Members of political groups on the Isle of Wight share their views about the ongoing saga at Christ the King College over debt levels and who should be held responsible.
Indies: Who will be held accountable?
On behalf of the Island Independent councillors, Cllr Debbie Andre told OnTheWight,
“The revelation that Christ the King College has accrued an unsustainable debt of £2.7m raises questions on what plan will be forthcoming to establish a financial rescue package to take the school forward on a secure financial footing and who will be held accountable and I will work with all parties to have those questions answered.
“This announcement raises serious concerns over how individual schools use their autonomy to manage their finances.
“The school claim that they had the endorsement of the IOW Council chief executive, Steve Beynon, at the time of entering into the agreement on 14th February 2013 and are asking the council to accept joint responsibility for the debt.
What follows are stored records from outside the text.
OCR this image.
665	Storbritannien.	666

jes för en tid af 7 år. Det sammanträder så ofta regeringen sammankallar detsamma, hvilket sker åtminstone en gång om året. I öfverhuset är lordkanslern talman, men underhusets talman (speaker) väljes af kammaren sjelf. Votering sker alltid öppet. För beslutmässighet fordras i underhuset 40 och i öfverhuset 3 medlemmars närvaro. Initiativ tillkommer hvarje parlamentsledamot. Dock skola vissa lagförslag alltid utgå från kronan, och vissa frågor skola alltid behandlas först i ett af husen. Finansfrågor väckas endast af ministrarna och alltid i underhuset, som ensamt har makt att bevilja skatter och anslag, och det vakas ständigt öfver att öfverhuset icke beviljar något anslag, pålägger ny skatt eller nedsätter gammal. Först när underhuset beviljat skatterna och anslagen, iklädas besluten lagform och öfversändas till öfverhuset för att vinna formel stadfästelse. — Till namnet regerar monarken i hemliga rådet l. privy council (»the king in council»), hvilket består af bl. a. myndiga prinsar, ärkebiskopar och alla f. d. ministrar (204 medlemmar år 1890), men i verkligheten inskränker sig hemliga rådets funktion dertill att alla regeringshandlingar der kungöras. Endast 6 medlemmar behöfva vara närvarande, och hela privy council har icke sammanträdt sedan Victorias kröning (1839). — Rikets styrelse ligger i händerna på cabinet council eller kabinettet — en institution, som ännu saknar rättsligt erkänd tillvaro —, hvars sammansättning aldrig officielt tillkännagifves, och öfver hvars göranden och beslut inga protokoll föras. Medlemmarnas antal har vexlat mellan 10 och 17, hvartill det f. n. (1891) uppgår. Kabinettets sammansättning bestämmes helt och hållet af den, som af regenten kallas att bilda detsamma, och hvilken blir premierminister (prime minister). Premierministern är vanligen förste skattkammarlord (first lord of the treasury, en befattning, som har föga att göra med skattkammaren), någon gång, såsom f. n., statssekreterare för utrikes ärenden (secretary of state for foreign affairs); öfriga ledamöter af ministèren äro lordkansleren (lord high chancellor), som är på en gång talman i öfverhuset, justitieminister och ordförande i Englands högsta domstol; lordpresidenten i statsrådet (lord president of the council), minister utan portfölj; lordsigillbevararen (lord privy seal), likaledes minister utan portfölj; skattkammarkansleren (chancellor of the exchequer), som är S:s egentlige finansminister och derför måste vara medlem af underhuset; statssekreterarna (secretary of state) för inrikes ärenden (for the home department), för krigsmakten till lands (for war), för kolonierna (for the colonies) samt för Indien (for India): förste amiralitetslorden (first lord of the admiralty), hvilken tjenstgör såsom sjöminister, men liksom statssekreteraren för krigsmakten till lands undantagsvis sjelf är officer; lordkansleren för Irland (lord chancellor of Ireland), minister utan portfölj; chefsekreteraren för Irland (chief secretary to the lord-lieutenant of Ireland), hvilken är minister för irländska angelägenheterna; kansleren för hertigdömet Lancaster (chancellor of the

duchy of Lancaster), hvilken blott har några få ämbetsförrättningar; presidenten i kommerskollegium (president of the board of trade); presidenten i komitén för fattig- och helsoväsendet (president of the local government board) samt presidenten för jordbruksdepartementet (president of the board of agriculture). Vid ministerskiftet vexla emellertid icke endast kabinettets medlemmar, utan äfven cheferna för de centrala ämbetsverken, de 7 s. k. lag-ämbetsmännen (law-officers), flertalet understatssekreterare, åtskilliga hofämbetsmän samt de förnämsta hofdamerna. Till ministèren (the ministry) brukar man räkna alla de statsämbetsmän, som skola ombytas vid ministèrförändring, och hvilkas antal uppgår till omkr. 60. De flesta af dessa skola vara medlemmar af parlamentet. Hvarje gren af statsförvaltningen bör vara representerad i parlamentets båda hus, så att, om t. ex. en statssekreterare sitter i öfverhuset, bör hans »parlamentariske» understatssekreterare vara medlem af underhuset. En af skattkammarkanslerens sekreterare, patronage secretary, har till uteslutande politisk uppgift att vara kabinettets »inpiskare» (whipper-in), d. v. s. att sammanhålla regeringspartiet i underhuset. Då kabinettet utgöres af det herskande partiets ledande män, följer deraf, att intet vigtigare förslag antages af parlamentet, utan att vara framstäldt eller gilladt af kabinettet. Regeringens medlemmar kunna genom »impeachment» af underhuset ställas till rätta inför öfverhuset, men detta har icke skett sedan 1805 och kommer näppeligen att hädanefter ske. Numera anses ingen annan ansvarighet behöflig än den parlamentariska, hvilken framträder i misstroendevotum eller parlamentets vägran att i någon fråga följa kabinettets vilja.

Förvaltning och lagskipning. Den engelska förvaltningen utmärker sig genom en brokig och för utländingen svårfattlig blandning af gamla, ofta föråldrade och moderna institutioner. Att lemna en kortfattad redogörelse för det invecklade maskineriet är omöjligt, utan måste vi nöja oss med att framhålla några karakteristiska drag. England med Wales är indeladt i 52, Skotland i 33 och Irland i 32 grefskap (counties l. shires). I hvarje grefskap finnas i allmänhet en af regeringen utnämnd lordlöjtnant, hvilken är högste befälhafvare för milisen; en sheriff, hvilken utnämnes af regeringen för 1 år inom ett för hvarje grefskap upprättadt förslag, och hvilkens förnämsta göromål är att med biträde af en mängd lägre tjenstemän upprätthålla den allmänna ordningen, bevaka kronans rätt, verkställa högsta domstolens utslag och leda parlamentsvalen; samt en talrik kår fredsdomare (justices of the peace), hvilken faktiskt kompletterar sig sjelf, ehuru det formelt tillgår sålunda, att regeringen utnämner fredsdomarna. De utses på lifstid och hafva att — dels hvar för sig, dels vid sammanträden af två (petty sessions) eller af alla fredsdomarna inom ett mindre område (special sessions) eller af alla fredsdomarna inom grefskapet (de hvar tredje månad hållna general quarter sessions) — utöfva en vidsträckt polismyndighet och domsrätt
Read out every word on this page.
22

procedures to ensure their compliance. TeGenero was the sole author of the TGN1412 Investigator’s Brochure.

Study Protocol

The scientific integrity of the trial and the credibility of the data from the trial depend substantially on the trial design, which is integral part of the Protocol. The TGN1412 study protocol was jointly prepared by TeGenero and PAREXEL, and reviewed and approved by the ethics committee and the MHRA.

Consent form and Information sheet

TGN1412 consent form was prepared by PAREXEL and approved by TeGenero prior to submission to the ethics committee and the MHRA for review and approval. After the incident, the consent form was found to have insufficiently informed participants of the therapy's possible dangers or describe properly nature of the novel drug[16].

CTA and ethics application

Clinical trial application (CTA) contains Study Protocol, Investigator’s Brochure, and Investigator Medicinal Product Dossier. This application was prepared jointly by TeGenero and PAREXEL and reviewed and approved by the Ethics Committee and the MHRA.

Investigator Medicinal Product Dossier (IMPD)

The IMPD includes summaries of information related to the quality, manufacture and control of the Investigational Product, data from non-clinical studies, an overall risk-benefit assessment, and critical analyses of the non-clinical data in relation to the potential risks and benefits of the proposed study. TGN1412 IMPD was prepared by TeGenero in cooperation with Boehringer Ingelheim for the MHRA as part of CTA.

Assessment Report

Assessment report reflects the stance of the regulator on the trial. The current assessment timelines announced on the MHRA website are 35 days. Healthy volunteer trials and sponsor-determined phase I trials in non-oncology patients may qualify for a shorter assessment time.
“Questions need to be asked to establish who was responsible for negotiating, agreeing and signing such a lease that was clearly not fit for purpose.”
Indies: What’s the rescue plan?
Cllr Andre went on to say,
“The school have yet to give details of their plan to address this financial situation, although they state that they are working on a solution that does not take money away from teaching resources.
“One thing is clear, this debt is unsustainable and new funding sources need to be identified to ensure the continuance of quality education at Christ the King College.”
Greens: Funding must not be taken from other schools
Vix Lowthion, IW Green, teacher and national education spokesperson said,
“Council tax payers should not be liable for CTK building a Sixth Form when we already had more than enough spaces for Island students.
“Since CTK built this, IW College F6rm and now Sandown Bay Academy 6th form have been forced to close/ threatened with closure.
“For CTK to spend multi millions when we had over capacity must be their decision. Funding must not be taken from other Island schools for their commitment.”
Labour: “An unedifying shambles”
Isle of Wight Labour’s parliamentary candidate, Julian Critchley, told OnTheWight,
“It’s an unedifying shambles, isn’t it? This situation is the result of two separate Tory chickens coming home to roost. On the one hand, it’s clearly a consequence of the seven years of real-terms funding cuts which have left all schools in increasingly desperate circumstances.
“However, it is also a consequence of Michael Gove’s stealth-privatisation of the state school system which saw Local Education Authorities stripped of the ability to plan school place provision effectively.
“The result is that a school and LEA who should be working in partnership along with all other Island schools to provide an excellent education for all our young people, are instead fighting publicly over who is to blame for a difficult financial situation which takes little account of the best interests of sixth-form provision across the Island.”
Labour: Interests of all Island students need protecting
He went on to say,
“In the short-term, I hope both parties can find a route through which best protects the interests of all students on the Island.
“In the longer term, the only answer to the problems at Christ the King, at Sandown Bay, and in our SEN services and beyond, is to restore state education to the heart of national and local policy as a properly-funded, properly co-ordinated and accountable National Education Service. The next Labour Government will do just that.”
Lib Dems: Long-term education at risk?
Nick Belfitt, the parliamentary candidate for the Isle of Wight Liberal Democrats, told OnTheWight,
“It’s disappointing to see continued problems with schools on the Island. When budgets are being squeezed so much it means that we feel the impact of problems like this much harder.
“While there seems to be a deeper personal organisational and communication issue with the council and Christ the King College, it seems to be following the same unworkable attitude from the current council when managing further education. The Conservative council seem to want to put long-term education at risk.
“We have already had one key sixth form close on the Island and now another is under threat. Whether this is a mismanagement issue or not, we need to think in the end about young people and whether they are getting a full proper education.
“The priority now needs to be not who is to blame, but how do we sort the best issue for students.”